Over the years, I can't count how many times I wanted to do something like this in Python:
class A:
DEFAULT_MESSAGE = "Unspecified Country"
def do_it(message=DEFAULT_MESSAGE):
print(message)
class B(A):
DEFAULT_MESSAGE = "Mexico"
And have this result in:
> A().do_it()
Unspecified Country
> B().do_it()
Mexico
Without having to redefine the method:
class B(A):
DEFAULT_MESSAGE = "Mexico"
def do_it(message=DEFAULT_MESSAGE):
super().do_it(message)
Or do an arguably bad design pattern of setting the default message
to None
for the method, and instead reading the DEFAULT_MESSAGE
in the implementation of the method.
Is there a better, more DRY design-pattern that helps with this? Or is there some way to tell Python to re-evaluate the interfaces on parent class methods when defining a new, sub-class?

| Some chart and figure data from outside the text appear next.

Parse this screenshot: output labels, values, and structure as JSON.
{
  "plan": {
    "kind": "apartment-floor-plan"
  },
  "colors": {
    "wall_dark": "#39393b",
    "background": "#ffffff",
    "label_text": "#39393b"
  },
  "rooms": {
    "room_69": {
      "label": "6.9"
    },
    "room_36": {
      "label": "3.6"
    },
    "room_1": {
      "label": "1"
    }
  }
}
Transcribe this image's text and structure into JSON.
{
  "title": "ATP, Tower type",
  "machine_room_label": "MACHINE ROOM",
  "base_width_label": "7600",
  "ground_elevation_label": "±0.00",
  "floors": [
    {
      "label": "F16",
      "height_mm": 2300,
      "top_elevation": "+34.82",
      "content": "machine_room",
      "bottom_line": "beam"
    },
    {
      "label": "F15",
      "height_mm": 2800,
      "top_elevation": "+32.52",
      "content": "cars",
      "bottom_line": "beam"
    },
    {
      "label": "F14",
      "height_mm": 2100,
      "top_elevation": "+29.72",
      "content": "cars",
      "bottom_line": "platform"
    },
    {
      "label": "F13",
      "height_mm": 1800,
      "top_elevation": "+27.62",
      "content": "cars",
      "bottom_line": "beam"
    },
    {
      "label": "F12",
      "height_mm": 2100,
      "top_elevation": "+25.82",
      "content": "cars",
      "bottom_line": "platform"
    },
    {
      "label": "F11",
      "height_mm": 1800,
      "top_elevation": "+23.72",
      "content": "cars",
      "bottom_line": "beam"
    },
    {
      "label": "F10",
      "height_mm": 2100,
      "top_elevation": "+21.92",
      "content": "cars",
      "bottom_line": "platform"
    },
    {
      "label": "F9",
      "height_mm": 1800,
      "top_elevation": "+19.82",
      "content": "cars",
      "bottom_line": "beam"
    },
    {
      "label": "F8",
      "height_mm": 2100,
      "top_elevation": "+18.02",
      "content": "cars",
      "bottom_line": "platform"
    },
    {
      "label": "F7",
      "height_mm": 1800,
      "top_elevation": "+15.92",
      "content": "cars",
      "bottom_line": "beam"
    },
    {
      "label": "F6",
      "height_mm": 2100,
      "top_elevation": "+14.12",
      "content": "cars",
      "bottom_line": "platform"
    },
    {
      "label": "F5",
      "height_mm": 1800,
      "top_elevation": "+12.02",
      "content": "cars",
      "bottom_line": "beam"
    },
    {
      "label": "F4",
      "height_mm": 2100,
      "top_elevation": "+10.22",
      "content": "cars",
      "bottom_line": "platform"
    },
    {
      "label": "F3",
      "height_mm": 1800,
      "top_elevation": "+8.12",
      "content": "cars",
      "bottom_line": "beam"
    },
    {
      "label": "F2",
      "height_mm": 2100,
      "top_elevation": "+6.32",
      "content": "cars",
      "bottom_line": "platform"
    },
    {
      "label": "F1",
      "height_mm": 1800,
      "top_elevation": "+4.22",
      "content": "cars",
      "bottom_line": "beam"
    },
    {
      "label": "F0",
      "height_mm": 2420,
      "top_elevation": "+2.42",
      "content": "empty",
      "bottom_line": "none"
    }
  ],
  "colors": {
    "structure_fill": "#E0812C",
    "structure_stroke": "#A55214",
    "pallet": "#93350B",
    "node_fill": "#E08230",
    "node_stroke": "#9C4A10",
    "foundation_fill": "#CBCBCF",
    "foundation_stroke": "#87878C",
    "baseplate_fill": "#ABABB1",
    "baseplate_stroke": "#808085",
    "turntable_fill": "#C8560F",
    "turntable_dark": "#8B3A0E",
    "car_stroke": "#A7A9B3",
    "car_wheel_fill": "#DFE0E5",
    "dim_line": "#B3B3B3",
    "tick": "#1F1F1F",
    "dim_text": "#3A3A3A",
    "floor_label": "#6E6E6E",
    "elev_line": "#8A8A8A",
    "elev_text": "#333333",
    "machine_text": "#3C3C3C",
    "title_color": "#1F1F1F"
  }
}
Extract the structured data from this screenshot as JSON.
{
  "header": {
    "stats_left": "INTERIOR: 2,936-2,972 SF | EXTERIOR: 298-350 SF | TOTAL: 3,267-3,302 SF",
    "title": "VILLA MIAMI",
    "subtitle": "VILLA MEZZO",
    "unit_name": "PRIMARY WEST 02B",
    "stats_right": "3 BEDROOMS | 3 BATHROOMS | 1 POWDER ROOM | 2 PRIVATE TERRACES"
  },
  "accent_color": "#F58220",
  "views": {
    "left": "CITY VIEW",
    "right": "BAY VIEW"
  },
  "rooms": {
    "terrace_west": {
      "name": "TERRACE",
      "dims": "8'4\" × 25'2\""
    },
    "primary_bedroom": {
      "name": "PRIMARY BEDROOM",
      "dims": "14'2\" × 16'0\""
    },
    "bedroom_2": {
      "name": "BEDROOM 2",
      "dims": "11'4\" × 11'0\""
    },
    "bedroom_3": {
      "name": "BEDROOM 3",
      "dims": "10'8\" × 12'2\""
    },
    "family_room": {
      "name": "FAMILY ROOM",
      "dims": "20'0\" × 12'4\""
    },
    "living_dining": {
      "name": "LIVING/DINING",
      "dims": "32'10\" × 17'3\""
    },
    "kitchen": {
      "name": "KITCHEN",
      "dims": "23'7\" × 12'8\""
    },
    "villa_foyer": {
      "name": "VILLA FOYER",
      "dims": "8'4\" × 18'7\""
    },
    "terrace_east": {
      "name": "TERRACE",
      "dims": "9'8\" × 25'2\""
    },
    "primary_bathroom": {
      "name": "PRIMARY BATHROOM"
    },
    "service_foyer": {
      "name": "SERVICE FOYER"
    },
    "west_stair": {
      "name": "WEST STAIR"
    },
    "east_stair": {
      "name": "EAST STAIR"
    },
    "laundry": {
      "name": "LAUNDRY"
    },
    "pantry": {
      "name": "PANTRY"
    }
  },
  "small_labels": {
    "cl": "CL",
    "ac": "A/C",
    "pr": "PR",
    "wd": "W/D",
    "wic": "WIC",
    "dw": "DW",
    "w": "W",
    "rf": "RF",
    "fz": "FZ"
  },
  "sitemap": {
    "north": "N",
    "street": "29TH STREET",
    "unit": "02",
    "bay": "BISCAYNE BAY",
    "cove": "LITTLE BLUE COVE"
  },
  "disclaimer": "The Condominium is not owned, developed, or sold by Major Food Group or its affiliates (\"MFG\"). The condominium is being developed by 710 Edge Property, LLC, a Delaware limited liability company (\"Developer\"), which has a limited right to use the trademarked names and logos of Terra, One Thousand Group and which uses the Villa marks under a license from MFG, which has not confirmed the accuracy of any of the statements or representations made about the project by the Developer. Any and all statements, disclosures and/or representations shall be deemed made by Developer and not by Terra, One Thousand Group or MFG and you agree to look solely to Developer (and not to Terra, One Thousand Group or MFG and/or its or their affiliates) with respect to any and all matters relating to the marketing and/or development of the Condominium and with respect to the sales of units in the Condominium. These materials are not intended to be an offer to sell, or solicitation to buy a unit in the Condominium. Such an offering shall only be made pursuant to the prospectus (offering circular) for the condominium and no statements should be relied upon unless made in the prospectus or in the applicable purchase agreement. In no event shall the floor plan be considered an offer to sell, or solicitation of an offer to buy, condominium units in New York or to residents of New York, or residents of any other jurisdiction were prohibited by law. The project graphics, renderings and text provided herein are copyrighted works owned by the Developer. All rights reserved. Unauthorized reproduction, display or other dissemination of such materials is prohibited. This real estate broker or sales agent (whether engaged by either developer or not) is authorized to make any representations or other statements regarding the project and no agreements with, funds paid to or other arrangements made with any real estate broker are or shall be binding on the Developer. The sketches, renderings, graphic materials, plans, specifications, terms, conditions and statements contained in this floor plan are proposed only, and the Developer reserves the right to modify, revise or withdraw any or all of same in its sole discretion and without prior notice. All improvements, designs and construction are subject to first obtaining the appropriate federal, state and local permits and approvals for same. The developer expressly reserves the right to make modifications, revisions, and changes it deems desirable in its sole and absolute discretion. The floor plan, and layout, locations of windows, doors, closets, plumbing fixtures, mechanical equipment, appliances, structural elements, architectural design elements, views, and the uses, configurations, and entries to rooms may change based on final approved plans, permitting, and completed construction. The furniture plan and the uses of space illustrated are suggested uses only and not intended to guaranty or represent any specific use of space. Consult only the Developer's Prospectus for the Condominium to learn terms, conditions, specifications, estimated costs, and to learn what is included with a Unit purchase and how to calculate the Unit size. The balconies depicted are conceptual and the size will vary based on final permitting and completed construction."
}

Here is a sketch of an approach using __init_subclass__
, note, this is highly dependent on your particular implementation, to get it to work more genreally, you would have to introspect the function signature, and maybe mark the functions you wish this to apply to somehow. But the idea is:
def _copy_func(f):
"""
There may be a better way to do this...
"""
import types
import functools
f_copy = types.FunctionType(f.__code__, f.__globals__, f.__name__, f.__defaults__)
f_copy = functools.update_wrapper(f_copy, f)
f_copy.__kwdefaults__ = f.__kwdefaults__ # for keyword-only default arguments
return f_copy
class A:
DEFAULT_MESSAGE = 'Unspecified Country'
def do_it(self, message=DEFAULT_MESSAGE):
print(message)
def __init_subclass__(cls, **kwargs):
"""
copy `do_it` and replace the default argument with the attribute
from the newly created class being initialized
"""
super().__init_subclass__(**kwargs)
# obviously, this relies on you knowing the name of the func ahead of time
do_it = _copy_func(cls.do_it)
# this relies on you knowing ahead of time the signature of the func
do_it.__defaults__ = (cls.DEFAULT_MESSAGE,)
cls.do_it = do_it
class B(A):
DEFAULT_MESSAGE = "Mexico"
A().do_it()
B().do_it()
This would all be very "magical" so I would probably not use this in production. But if this is really what you want, the above approach offers one solution.